Имея в виду такое положение дела с вопросом о структурах и моделях, спросим теперь себя еще раз, что же нового дают нам все эти предложенные выше учения об окрестностях и семействах или о структурах и моделях?
Да, никаких новых фактов языка мы отсюда не получили и никаких новых законов языкового развития мы не открыли. Но мы превратили наши неточные и обывательские представления о языке в нечто вполне точное и вполне научное. В области учения о падежах мы, например, не открыли ни одного нового семантического оттенка того или другого падежа в том или ином контексте в тех или иных естественных языках. Эти новые оттенки может вскрыть только эмпирическая работа над реальными историческими памятниками традиционными методами описания исторических переходов и методами статистики. Однако учение об окрестностях дало нам точку зрения на падежный континуум, на его возможное расчленение и на диалектическое движение всех оттенков семантики данного падежа и всех падежей в целом. А ведь вместо этого в традиционной лингвистике мы имеем, самое большее, только перечисление небольшого числа взаимно-изолированных значений данного падежа без всякой обобщающей точки зрения и без всякого метода, который превращал бы данное перечисление изолированных элементов в единораздельную цельность структуры или модели. Точно также слепое подведение эмпирически находимых нами значений падежа под данную общую категорию падежа обладает случайным и вполне сумбурным характером. Мы же при помощи понятия семейства превратили этот сумбур опять-таки в единораздельную целость структуры и модели.
В конечном итоге учение о структурах и моделях, в своем чистом виде не имеющее никакого отношения к языку и находящее для себя самое принципиальное и самое почетное место только в математике, при своем разумном использовании в области языка уточняет наши эмпирически полученные языковые категории, приводит в ясный и четкий порядок слепым образом обнаруженные законы и правила языкового развития и вносит в наши языковые представления ту строгость и точность, которые приобщают лингвистику к области точных наук о действительности. Мы не привели ни одного нового факта языка, но зато эмпирически открытые факты и законы языка мы сумели представить себе в такой строгой и ясной системе, которая достигает степени наглядной фигурности и граничит с точнейшими выводами самой точной науки. Структуралисты должны сознаться, что они не в силах открыть новых фактов и новых законов естественного языка, а не прятаться за кулисами псевдоматематических формул и исчислений.
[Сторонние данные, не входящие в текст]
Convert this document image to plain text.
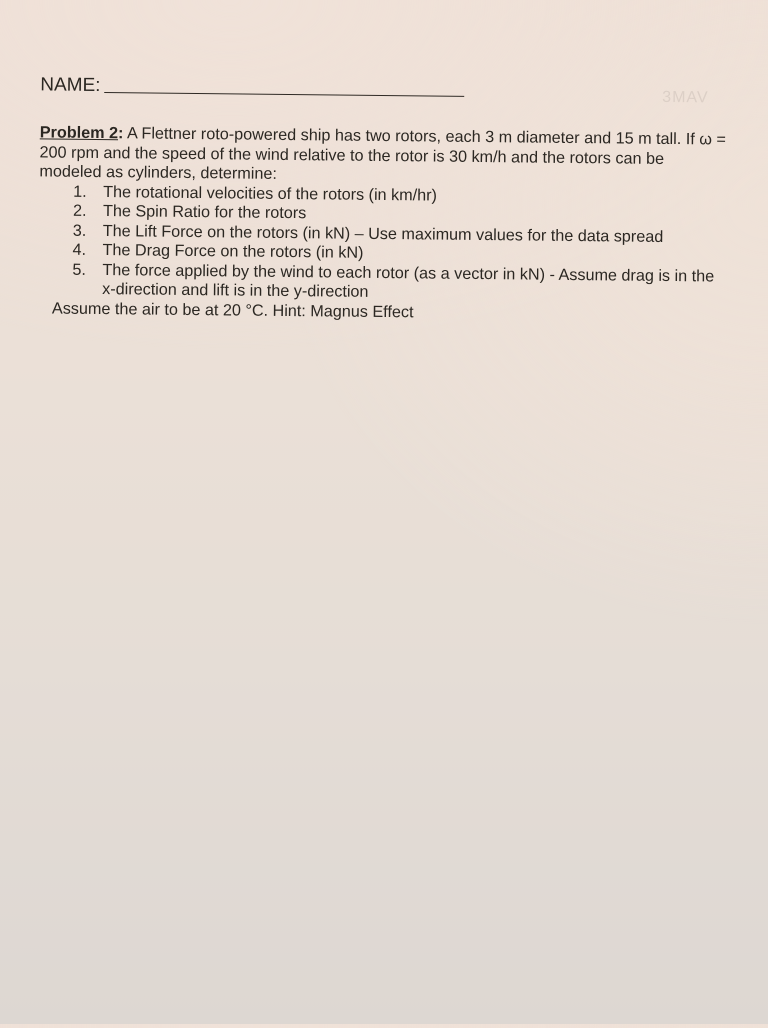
NAME:
3MAV
Problem 2: A Flettner roto-powered ship has two rotors, each 3 m diameter and 15 m tall. If ω = 200 rpm and the speed of the wind relative to the rotor is 30 km/h and the rotors can be modeled as cylinders, determine:
1.	The rotational velocities of the rotors (in km/hr)
2.	The Spin Ratio for the rotors
3.	The Lift Force on the rotors (in kN) – Use maximum values for the data spread
4.	The Drag Force on the rotors (in kN)
5.	The force applied by the wind to each rotor (as a vector in kN) - Assume drag is in the x-direction and lift is in the y-direction
Assume the air to be at 20 °C. Hint: Magnus Effect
Только тогда они смогут доказать нам огромную полезность своей науки; и только тогда представители традиционной лингвистики, успокоенные тем, что никто не мешает им открывать все новые и новые факты и законы естественных языков, могут пойти на дальнейшие логические уточнения своих фактов и законов, т.е. когда за структурализмом останутся только законы логики языка, а изучение самого языка останется за традиционной и индуктивной наукой о фактах, законах и правилах естественных языков.
Тремя основными чертами отличается предлагаемое нами учение о грамматических структурах и моделях от большинства современных работ по структуральной лингвистике.
Во-первых, наше учение об окрестности, структурах и моделях дается на основе точного определения используемых нами категорий окрестности, семейства, структуры и модели, в то время как большинство современных структуралистов уклоняется от этих определений.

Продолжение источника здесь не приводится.